The hyper-competitive housing market resulting from the COVID-19 pandemic appears to be slowing down, as price drops passed 4 percent for the first time since September 2020.
According to new data from real estate brokerage Redfin, pending sales were up 11 percent year-over-year, but down 11 percent from the 2021 peak. Additionally, the demand for vacation homes also seems to be dwindling as mortgage-rate locks for second homes fell 11 percent year-over-year in June after a year of double- and triple-digit growth.
"The pandemic sped up many peoples’ plans to buy," said Daryl Fairweather, chief economist at Redfin, Seattle.

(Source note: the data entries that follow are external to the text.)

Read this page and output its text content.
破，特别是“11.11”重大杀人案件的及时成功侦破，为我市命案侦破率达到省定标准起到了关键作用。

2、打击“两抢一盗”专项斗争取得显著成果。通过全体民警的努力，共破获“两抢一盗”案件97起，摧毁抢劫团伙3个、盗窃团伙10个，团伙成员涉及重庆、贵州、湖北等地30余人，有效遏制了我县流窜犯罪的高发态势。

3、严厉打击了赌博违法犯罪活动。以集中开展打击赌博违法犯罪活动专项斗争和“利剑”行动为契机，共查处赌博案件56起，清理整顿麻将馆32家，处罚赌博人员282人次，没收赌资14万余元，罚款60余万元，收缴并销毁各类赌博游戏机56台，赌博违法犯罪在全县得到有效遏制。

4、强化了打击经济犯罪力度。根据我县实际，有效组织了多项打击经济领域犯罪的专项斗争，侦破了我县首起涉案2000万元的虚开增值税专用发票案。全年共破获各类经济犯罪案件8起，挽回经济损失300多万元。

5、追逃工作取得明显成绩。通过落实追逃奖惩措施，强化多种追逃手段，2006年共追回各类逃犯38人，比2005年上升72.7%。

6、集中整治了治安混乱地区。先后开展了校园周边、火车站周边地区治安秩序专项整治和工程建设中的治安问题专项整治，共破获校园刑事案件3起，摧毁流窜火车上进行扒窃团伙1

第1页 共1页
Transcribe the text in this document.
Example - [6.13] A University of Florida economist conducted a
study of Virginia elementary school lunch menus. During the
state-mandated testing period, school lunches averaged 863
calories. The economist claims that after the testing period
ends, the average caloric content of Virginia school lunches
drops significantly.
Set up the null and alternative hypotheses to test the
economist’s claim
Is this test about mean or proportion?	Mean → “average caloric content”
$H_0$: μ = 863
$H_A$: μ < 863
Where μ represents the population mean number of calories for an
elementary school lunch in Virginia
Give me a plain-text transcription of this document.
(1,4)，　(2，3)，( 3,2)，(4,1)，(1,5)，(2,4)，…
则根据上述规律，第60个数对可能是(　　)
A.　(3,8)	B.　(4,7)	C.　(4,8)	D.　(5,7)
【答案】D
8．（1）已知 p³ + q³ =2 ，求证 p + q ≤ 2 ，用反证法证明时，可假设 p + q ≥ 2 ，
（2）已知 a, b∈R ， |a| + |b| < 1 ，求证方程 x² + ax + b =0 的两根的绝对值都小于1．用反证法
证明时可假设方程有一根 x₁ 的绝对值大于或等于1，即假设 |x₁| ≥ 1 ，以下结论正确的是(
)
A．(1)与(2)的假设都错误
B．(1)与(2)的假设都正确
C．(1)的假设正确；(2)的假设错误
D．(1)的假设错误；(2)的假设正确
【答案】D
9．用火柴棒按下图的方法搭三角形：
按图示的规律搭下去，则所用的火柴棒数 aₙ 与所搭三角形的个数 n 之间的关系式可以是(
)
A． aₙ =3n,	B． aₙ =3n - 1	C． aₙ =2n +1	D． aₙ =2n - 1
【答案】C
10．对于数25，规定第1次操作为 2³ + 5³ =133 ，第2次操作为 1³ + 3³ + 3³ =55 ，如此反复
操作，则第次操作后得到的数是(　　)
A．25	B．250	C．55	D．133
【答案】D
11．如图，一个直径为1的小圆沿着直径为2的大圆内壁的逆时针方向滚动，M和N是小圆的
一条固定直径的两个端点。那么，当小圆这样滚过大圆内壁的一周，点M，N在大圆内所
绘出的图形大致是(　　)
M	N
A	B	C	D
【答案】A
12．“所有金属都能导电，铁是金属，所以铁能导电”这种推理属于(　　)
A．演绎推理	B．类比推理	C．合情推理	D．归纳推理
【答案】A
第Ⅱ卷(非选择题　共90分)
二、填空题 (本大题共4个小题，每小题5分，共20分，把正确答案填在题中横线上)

"Folks who had planned to move in six months or a year decided to move quicker, whether it was to a bigger house that they could work remotely from, or an entirely new metro area closer to family, friends or amenities," she said. "Quarantine made many people realize they needed more space inside and outside, and preferences shifted toward extra offices, rooms to homeschool in and bigger yards."
Slowing market
Despite the increase in price drops, the median home-sale price from more than 400 U.S. metro areas increased 21 percent year-over-year to $365,500, a record high. Asking prices, however, have plateaued since May 2021.
"New listings have increased to pre-pandemic levels for the first time, giving buyers more options in what is still a highly competitive market," Dr. Fairweather said. "Buyer fatigue, seasonality and more homes on the market is starting to cool things down, which we’re seeing through price drops and a decrease in pending sales.
"Asking prices are still high, but buyers may start to regain some negotiating powers."
Asking prices of newly listed homes were up 12 percent from the same time a year ago to a median of $361,700, up 0.5 percent from the four-week period ending July 4, but down 0.6 percent from the all-time high two weeks ago.
New listings of homes for sale were up 3 percent from a year earlier. The number of homes being listed is in a typical seasonal decline, down 8 percent from the 2021 peak during the four-week period ending May 23, compared to an 11 percent decline over the same period in 2019.
Active listings fell 30 percent from 2020, the smallest decline since the four-week period ending Jan. 31, and have climbed 9 percent since their 2021 low during the four-week period ending March 7.
More than half of homes that went under contract had an accepted offer within the first two weeks on the market, well above the 44 percent rate during the same period a year ago, but down 4.2 percent from the year’s peak, set during the four-week period ending March 28.
Sold homes were on the market for a median of 15 days, an all-time low that has been flat for the last four weeks, and down from 38 days a year earlier.
A record 55 percent of homes sold above list price, up from 28 percent a year earlier. This measure is plateauing, however, having been 54-55 percent since the four-week period ending June 27.
The average sale-to-list price ratio, which measures how close homes are selling to their asking prices, increased to 102.3 percent, meaning the average home sold for 2.3 percent above its asking price.
Mortgage purchase applications increased 8 percent week-over-week during the week ending July 9. For the week ending July 15, 30-year mortgage rates fell to 2.88 percent, the lowest level since mid-February.
From January 1 to July 11, home tours went up 23 percent, compared to a 50 percent increase over the same period last year.
Preference toward primary homes
Demand for second homes started surging in June 2020 as pandemic-related lockdowns and remote work made vacation destinations ultra-desirable and affluent buyers took advantage of low mortgage rates (see story). However, with the pandemic winding down, vacation-home demand is declining.
The drop in the year-over-year growth rate is somewhat exaggerated because mortgage-rate locks for second homes soared in June 2020.
After accounting for the impact of the June 2020 surge, Redfin finds that demand for vacation homes is starting to slow down but is still slightly above pre-pandemic levels.
The price-growth gap between seasonal and non-seasonal towns has narrowed since the height of the pandemic.
By the end of 2020, Redfin reported a 60 percent jump in luxury homes sales in the three months ending Nov. 30, almost four times the rate of growth during the winter before the COVID-19 pandemic took hold of the United States economy (see story).
Home prices in seasonal towns, where second homes are often located, rose 28 percent year over year in June to $468,000. June marks the 12th month in a row of 10 percent-plus year-over-year price growth for homes in seasonal towns.
Meanwhile, home prices in non-seasonal towns were up 26 percent to $421,000. The price-growth gap between seasonal and non-seasonal towns has narrowed since the height of the pandemic.
The discrepancy peaked in September 2020, when prices in seasonal towns increased 22 percent year over year, versus 13 percent for non-seasonal towns.
"The boom of affluent buyers purchasing vacation homes during the pandemic is subsiding," Dr. Fairweather said. "Demand for second homes is still strong, but for the first time in over a year, primary-home demand is growing more.
"With the pandemic diminishing in many states with high vaccination rates and folks returning to work, the allure of purchasing a second home isn’t as strong," she said. "On top of that, prices are still surging and lending standards are tightening."